Maslowian Psychological Movement

The basic theory of the Maslowian philosophy, originated and advocated by psychologist Abraham Maslow, deals with motivation. The theory describes the development of individuals from fundamental needs to much higher needs of self-actualization.
  1. Maslow’s philosophy views man as able to progress through different stages of being and able to reach his greatest potential, self-actualization.
  2. The Maslowian movement’s position on character motivation is that all such motivation and behavior relies on individual processes. Maslow believed that as one gets closer to self-actualization, the outside motivation lessens because one grows into doing things just for the sake of doing them more than to further some purpose. This is based on Maslow’s hierarchy of motives that establish human behavior. The hierarchy starts with physiological needs, followed by safety and survival needs, such as food and oxygen, then feelings of belonging, including companionship and other social needs, then esteem needs, like competence and prestige, and finally, self-actualization.

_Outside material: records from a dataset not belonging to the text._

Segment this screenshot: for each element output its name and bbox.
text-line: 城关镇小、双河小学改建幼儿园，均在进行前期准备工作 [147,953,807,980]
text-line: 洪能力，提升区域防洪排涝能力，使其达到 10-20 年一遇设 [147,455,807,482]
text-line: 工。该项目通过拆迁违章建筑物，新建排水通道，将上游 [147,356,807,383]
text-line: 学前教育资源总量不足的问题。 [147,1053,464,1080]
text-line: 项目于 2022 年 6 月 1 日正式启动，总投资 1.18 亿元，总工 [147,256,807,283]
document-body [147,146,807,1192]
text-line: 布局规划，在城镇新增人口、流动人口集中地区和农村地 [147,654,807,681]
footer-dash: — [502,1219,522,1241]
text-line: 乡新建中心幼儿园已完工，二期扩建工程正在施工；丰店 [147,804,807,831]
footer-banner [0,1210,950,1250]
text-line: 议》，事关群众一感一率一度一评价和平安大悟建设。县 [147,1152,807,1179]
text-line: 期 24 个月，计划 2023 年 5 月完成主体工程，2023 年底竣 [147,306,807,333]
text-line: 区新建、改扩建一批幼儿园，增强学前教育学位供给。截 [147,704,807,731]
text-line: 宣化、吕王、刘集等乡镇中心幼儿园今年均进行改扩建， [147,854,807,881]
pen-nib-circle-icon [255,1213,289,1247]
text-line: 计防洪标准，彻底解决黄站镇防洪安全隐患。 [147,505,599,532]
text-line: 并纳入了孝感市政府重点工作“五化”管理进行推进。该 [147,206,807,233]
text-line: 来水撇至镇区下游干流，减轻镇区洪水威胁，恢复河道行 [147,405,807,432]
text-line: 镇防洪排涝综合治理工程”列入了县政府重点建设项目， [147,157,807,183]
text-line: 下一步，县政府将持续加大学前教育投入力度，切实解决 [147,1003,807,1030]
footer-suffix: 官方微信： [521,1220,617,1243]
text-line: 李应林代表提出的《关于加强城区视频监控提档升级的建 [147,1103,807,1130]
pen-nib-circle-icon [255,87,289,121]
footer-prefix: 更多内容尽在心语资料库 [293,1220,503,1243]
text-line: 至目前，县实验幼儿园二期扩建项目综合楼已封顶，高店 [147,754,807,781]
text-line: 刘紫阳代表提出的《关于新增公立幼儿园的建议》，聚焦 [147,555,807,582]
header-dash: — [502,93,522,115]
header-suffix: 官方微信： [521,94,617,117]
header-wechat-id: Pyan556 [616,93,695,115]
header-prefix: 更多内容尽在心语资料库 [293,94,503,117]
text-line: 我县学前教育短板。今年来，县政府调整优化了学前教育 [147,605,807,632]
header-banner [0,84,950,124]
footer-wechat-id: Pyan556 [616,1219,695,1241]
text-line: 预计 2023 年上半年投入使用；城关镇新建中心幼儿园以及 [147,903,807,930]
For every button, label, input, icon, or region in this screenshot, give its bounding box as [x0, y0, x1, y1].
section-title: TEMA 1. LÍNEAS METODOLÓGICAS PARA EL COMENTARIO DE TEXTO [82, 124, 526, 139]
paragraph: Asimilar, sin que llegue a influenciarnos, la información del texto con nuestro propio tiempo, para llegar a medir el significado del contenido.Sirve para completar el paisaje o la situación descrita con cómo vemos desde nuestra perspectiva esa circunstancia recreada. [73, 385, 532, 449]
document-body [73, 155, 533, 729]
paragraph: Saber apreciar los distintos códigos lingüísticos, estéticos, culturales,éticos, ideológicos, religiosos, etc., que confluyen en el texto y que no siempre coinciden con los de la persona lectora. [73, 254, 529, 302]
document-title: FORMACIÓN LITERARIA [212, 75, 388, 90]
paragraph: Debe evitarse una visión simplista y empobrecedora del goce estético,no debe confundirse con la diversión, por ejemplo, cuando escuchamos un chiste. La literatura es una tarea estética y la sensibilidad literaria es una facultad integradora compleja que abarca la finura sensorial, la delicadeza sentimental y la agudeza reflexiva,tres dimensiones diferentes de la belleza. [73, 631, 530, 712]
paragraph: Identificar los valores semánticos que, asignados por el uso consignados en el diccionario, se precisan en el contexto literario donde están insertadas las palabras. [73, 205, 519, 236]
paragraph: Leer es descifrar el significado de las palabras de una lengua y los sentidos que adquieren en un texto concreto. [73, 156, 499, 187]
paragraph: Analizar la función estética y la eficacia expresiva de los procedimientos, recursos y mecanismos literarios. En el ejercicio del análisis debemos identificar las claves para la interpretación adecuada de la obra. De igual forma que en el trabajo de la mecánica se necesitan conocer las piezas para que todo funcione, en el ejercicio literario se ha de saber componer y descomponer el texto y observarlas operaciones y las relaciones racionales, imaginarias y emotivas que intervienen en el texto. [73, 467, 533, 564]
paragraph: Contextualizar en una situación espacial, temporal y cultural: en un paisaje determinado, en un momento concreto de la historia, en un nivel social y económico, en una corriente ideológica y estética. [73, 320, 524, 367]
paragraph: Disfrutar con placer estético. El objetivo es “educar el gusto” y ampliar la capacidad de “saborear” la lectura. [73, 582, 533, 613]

  3. This psychological movement appears optimistic, which is shown through Maslow’s belief that people can fulfill their highest potential by progressing through the hierarchy of motives.
  4. According to this theory, the past, present, and future are all connected through the hierarchy because a person must, at some time in the past, have reached the levels below the present one, from which one looks to the future levels, including the highest one of self-actualization.
  5. According to Maslow’s theory, the individual has as much control as he/she wants in making changes in his/her life because the level of potential that is reached depends largely on the individual’s own motivation and will.
  6. Maslow believed the studies and theories about the subconscious to be too theoretical and involved with underlying sicknesses of the brain. He did not include anything about subconscious forces being responsible for one’s behavior in his theories; in fact, Maslow basically said personality processes dealing with the whole person, not just any one part such as the subconscious, are responsible for behavior.
  7. Knowledge of the Maslowian psychological movement might be helpful to a literary critic because Maslow’s theory of motivation is apparent in several works of literature, such as Tonio Kroger and Father Sergius, novellas in which the main character starts out concerned with basic things, like feelings of belonging, but moves on to human needs such as love and esteem, and then self-actualization.